Angga menuturkan, pelemahan IHSG tersebut terpengaruh 2 top losers IDX CYCLIC yang melemah sebesar 1,76% dan IDX TRANS yang melemah 1,70%.
"Sementara itu 2 top gainers yang menopang IHSG sehingga tidak melemah terlalu dalam, yakni IDX ENERGY yang tumbuh 3,66% tersokong saham-saham tambang batu bara dan IDX BASIC yang menguat sebesar 5,35% tersokong saham-saham mineral logam," ujar Angga.
Angga menjabarkan, pergerakan market dalam sepekan lalu (23-27 September 2024) terdampak 3 sentimen utama, yakni stimulus jumbo China, outflow asing di IHSG dan rotasi ke China serta cukai rokok yang tidak naik pada 2025.
Pada Selasa, 24 September 2024 lalu, People's Bank of China (PBoC) menerbitkan stimulus kebijakan moneter untuk menopang target pertumbuhan ekonomi.
Advertisement
Rotasi Sektor
Stimulus tersebut mencakup penurunan suku bunga 7DRR menjadi 1,5% dari sebelumnya 1,7%, penurunan giro wajib minimum perbankan sebesar 50bps untuk meningkatkan likuiditas sebesar USD 142 miliar dengan potensi penurunan lanjutan sebesar 25-50bp, penambahan USD 114 miliar stimulus likuiditas untuk pasar saham dan relaksasi KPR senilai total USD 5,2 triliun dan mempermudah aturan pembelian rumah kedua dengan penurunan DP menjadi 15% dari sebelumnya 25%).
"Bursa saham China dan Hong Kong mengalami lonjakan kenaikan setelah stimulus ini.

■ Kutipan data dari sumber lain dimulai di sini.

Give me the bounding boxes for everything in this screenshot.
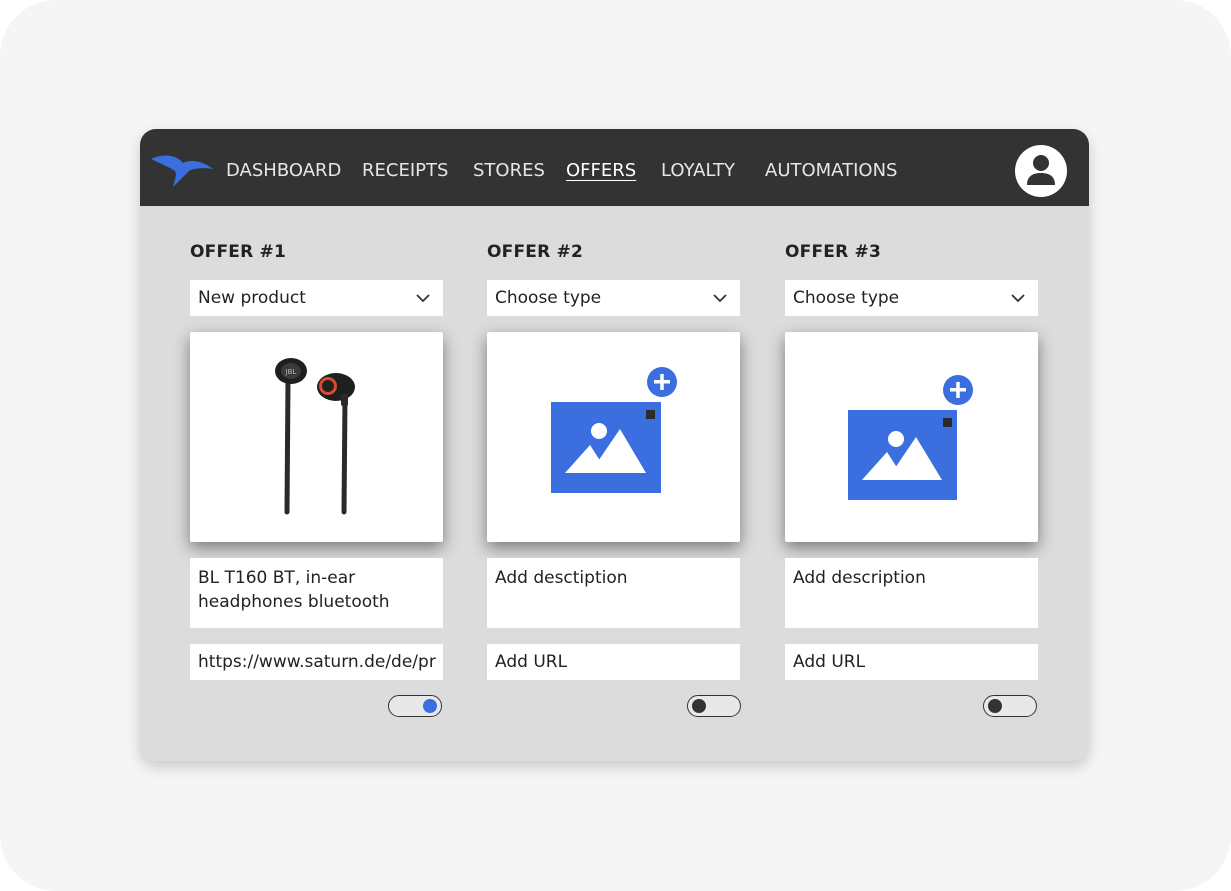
toggle-knob [423,699,437,713]
offer-image-card[interactable] [785,332,1038,542]
offer-enable-toggle[interactable] [687,695,741,717]
bird-logo-icon[interactable] [149,149,213,189]
toggle-knob [988,699,1002,713]
offer-url-field[interactable]: Add URL [487,644,740,680]
offer-type-value: Choose type [793,288,900,308]
earphones-product-image: JBL [275,358,355,515]
canvas-background: DASHBOARD RECEIPTS STORES OFFERS LOYALTY… [0,0,1231,891]
top-navigation-bar: DASHBOARD RECEIPTS STORES OFFERS LOYALTY… [140,129,1089,206]
chevron-down-icon [713,294,727,303]
svg-text:JBL: JBL [285,368,297,376]
offer-type-value: New product [198,288,306,308]
nav-automations[interactable]: AUTOMATIONS [765,159,897,183]
offer-type-value: Choose type [495,288,602,308]
chevron-down-icon [1011,294,1025,303]
nav-dashboard[interactable]: DASHBOARD [226,159,341,183]
offer-url-field[interactable]: Add URL [785,644,1038,680]
offer-type-select[interactable]: Choose type [785,280,1038,316]
nav-stores[interactable]: STORES [473,159,545,183]
nav-offers[interactable]: OFFERS [566,159,636,183]
offer-title: OFFER #2 [487,242,583,262]
offer-url-field[interactable]: https://www.saturn.de/de/pr [190,644,443,680]
offer-type-select[interactable]: Choose type [487,280,740,316]
offer-image-card[interactable] [487,332,740,542]
offer-description-field[interactable]: Add description [785,558,1038,628]
user-avatar-icon[interactable] [1014,144,1068,198]
offer-title: OFFER #1 [190,242,286,262]
offer-title: OFFER #3 [785,242,881,262]
offer-type-select[interactable]: New product [190,280,443,316]
offer-enable-toggle[interactable] [983,695,1037,717]
chevron-down-icon [416,294,430,303]
offer-description-field[interactable]: BL T160 BT, in-ear headphones bluetooth [190,558,443,628]
add-image-icon[interactable] [785,332,1038,542]
offer-enable-toggle[interactable] [388,695,442,717]
nav-receipts[interactable]: RECEIPTS [362,159,448,183]
add-image-icon[interactable] [487,332,740,542]
toggle-knob [692,699,706,713]
offer-description-field[interactable]: Add desctiption [487,558,740,628]
app-window: DASHBOARD RECEIPTS STORES OFFERS LOYALTY… [140,129,1089,761]
nav-loyalty[interactable]: LOYALTY [661,159,735,183]
offer-image-card[interactable]: JBL [190,332,443,542]
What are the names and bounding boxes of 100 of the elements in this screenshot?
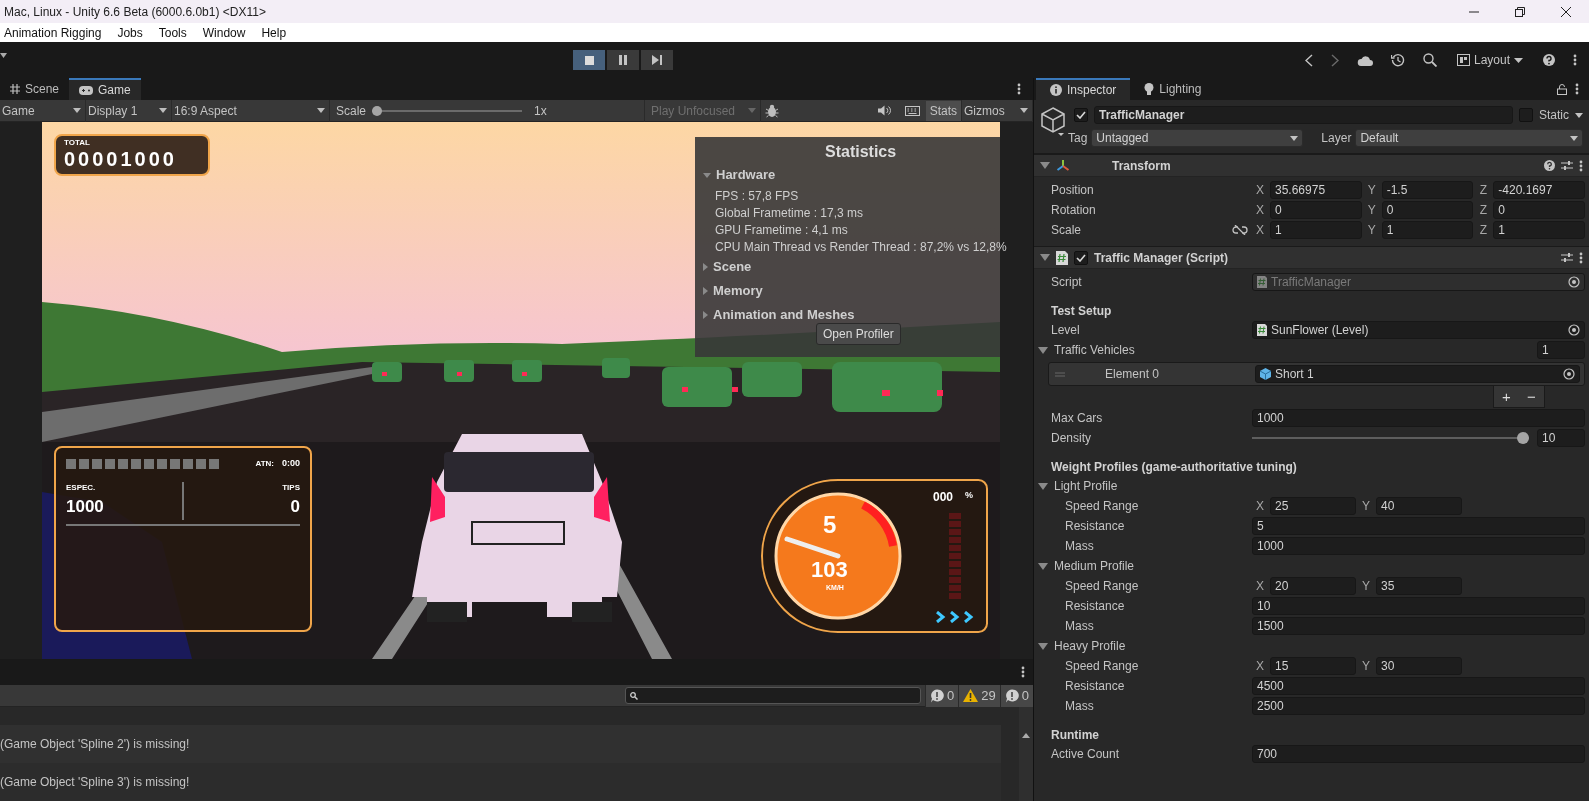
view-tab[interactable]: Game: [69, 78, 141, 100]
search-icon[interactable]: [1422, 53, 1437, 67]
number-field[interactable]: -420.1697: [1493, 181, 1585, 199]
menu-item[interactable]: Tools: [158, 23, 187, 42]
foldout-label[interactable]: Light Profile: [1054, 477, 1118, 495]
foldout-arrow-icon[interactable]: [1038, 562, 1048, 570]
number-field[interactable]: 700: [1252, 745, 1585, 763]
number-field[interactable]: 0: [1381, 201, 1474, 219]
menu-item[interactable]: Animation Rigging: [4, 23, 102, 42]
layer-dropdown[interactable]: Default: [1355, 129, 1583, 147]
scroll-up-icon[interactable]: [1022, 733, 1030, 738]
stop-button[interactable]: [573, 50, 605, 70]
number-field[interactable]: 15: [1270, 657, 1356, 675]
menu-item[interactable]: Window: [202, 23, 246, 42]
help-icon[interactable]: [1544, 160, 1555, 171]
menu-item[interactable]: Jobs: [117, 23, 143, 42]
help-icon[interactable]: [1543, 54, 1555, 66]
audio-icon[interactable]: [877, 105, 891, 116]
number-field[interactable]: -1.5: [1381, 181, 1474, 199]
lock-icon[interactable]: [1557, 83, 1567, 95]
panel-tab[interactable]: Lighting: [1130, 78, 1216, 100]
name-field[interactable]: TrafficManager: [1094, 106, 1513, 124]
list-element[interactable]: Element 0 Short 1: [1048, 362, 1585, 386]
section-title[interactable]: Scene: [713, 257, 752, 277]
number-field[interactable]: 2500: [1252, 697, 1585, 715]
number-field[interactable]: 1: [1270, 221, 1362, 239]
presets-icon[interactable]: [1561, 160, 1573, 171]
checkbox[interactable]: [1074, 250, 1088, 265]
foldout-label[interactable]: Medium Profile: [1054, 557, 1135, 575]
view-tab[interactable]: Scene: [0, 78, 70, 100]
foldout-arrow-icon[interactable]: [703, 287, 708, 295]
more-icon[interactable]: [1575, 83, 1579, 95]
foldout-arrow-icon[interactable]: [703, 263, 708, 271]
component-header[interactable]: Traffic Manager (Script): [1034, 246, 1589, 269]
foldout-arrow-icon[interactable]: [1038, 642, 1048, 650]
list-edit-button[interactable]: +: [1499, 389, 1514, 404]
number-field[interactable]: 25: [1270, 497, 1356, 515]
object-picker-icon[interactable]: [1568, 324, 1580, 336]
slider-thumb[interactable]: [372, 105, 383, 116]
number-field[interactable]: 30: [1376, 657, 1462, 675]
dropdown-caret-icon[interactable]: [0, 52, 7, 58]
number-field[interactable]: 10: [1537, 429, 1585, 447]
console-message[interactable]: (Game Object 'Spline 2') is missing!: [0, 725, 1001, 763]
object-field[interactable]: Short 1: [1255, 365, 1580, 383]
menu-item[interactable]: Help: [261, 23, 287, 42]
more-icon[interactable]: [1573, 54, 1577, 66]
section-title[interactable]: Animation and Meshes: [713, 305, 855, 325]
number-field[interactable]: 5: [1252, 517, 1585, 535]
number-field[interactable]: 35.66975: [1270, 181, 1362, 199]
tag-dropdown[interactable]: Untagged: [1091, 129, 1304, 147]
number-field[interactable]: 1: [1381, 221, 1474, 239]
bug-icon[interactable]: [765, 103, 779, 118]
cloud-icon[interactable]: [1356, 54, 1373, 66]
number-field[interactable]: 0: [1493, 201, 1585, 219]
number-field[interactable]: 35: [1376, 577, 1462, 595]
log-count-toggle[interactable]: 0: [925, 684, 959, 707]
open-profiler-button[interactable]: Open Profiler: [816, 323, 901, 345]
unlink-icon[interactable]: [1232, 225, 1248, 235]
more-icon[interactable]: [1579, 159, 1583, 172]
warning-count-toggle[interactable]: 29: [958, 684, 1000, 707]
list-edit-button[interactable]: −: [1524, 389, 1539, 404]
foldout-label[interactable]: Traffic Vehicles: [1054, 341, 1135, 359]
layout-dropdown[interactable]: Layout: [1454, 51, 1525, 69]
checkbox[interactable]: [1074, 108, 1088, 122]
number-field[interactable]: 4500: [1252, 677, 1585, 695]
number-field[interactable]: 1000: [1252, 537, 1585, 555]
presets-icon[interactable]: [1561, 252, 1573, 263]
section-title[interactable]: Memory: [713, 281, 763, 301]
scrollbar[interactable]: [1019, 707, 1033, 801]
keyboard-icon[interactable]: [904, 105, 920, 116]
gameobject-cube-icon[interactable]: [1040, 106, 1066, 136]
number-field[interactable]: 1000: [1252, 409, 1585, 427]
history-icon[interactable]: [1390, 53, 1405, 67]
display-dropdown[interactable]: Display 1: [86, 99, 172, 122]
object-field[interactable]: SunFlower (Level): [1252, 321, 1585, 339]
foldout-arrow-icon[interactable]: [703, 172, 711, 178]
section-title[interactable]: Hardware: [716, 165, 776, 185]
more-icon[interactable]: [1579, 251, 1583, 264]
number-field[interactable]: 10: [1252, 597, 1585, 615]
step-button[interactable]: [641, 50, 673, 70]
foldout-arrow-icon[interactable]: [703, 311, 708, 319]
drag-handle-icon[interactable]: [1055, 371, 1065, 377]
panel-tab[interactable]: Inspector: [1036, 78, 1131, 100]
foldout-label[interactable]: Heavy Profile: [1054, 637, 1126, 655]
number-field[interactable]: 0: [1270, 201, 1362, 219]
more-icon[interactable]: [1021, 666, 1025, 678]
component-header[interactable]: Transform: [1034, 154, 1589, 177]
view-dropdown[interactable]: Game: [0, 99, 86, 122]
number-field[interactable]: 20: [1270, 577, 1356, 595]
number-field[interactable]: 40: [1376, 497, 1462, 515]
foldout-arrow-icon[interactable]: [1038, 482, 1048, 490]
aspect-dropdown[interactable]: 16:9 Aspect: [172, 99, 330, 122]
stats-toggle[interactable]: Stats: [925, 100, 961, 121]
number-field[interactable]: 1500: [1252, 617, 1585, 635]
search-field[interactable]: [625, 687, 922, 704]
count-field[interactable]: 1: [1537, 341, 1585, 359]
foldout-arrow-icon[interactable]: [1038, 346, 1048, 354]
foldout-arrow-icon[interactable]: [1040, 162, 1050, 169]
more-icon[interactable]: [1017, 83, 1021, 95]
pause-button[interactable]: [607, 50, 639, 70]
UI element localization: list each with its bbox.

Dampaknya ke Indonesia, jika ekonomi China membaik karena stimulus ini maka demand perdagangan akan kembali naik terutama untuk permintaan mineral logam. Alasannya jelas, China merupakan konsumen utama untuk komoditas dunia. China merupakan pangsa pasar ekspor terbesar dari Indonesia," ujar Angga.
Dengan stimulus ini, rotasi sektor mulai terjadi dari sektor perbankan ke sektor komoditas dan mineral logam antara lain saham-saham MDKA, TINS, INCO, MBMA, ADRO, PTBA dan lain-lainnya. Selanjutnya terkait sentimen outflow Asing di IHSG dan rotasi ke China, investor asing mencatatkan aksi jual masif dan melakukan rotasi ke indeks di China dan Hong Kong.
Aksi Jual Pekan Lalu
Investor asing mencatatkan penjualan sebesar Rp 4,3 triliun selama seminggu dan mengurangi posisi di Indonesia, lalu berpotensi pindah ke China yang menerapkan stimulus jumbo tersebut. Tercatat asing melakukan penjualan terbesar di saham BBRI, BREN, BMRI dan BBCA.
Sementara itu, terkait sentimen cukai rokok yang tidak naik pada 2025, Direktur Jenderal Bea dan Cukai Askolani menyatakan arah kebijakan cukai hasil tembakau (CHT) pada 2025 tidak akan melingkupi penyesuaian tarif cukai rokok, tetapi pemerintah akan mempertimbangkan kenaikan harga jual eceran (HJE) rokok di level industri.
Salah satu pertimbangan untuk tidak mengubah kebijakan CHT pada 2025 ialah terus munculnya fenomena down trading rokok, yakni fenomena yang terjadi ketika konsumen beralih pada produk rokok lebih murah.
"Emiten-emiten rokok HMSP GGRM dapat diuntungkan karena potensi beban COGS pita cukai rokok tidak mengalami kenaikan. Bukan rahasia lagi, beban pita cukai menjadi beban utama emiten rokok," jelasnya.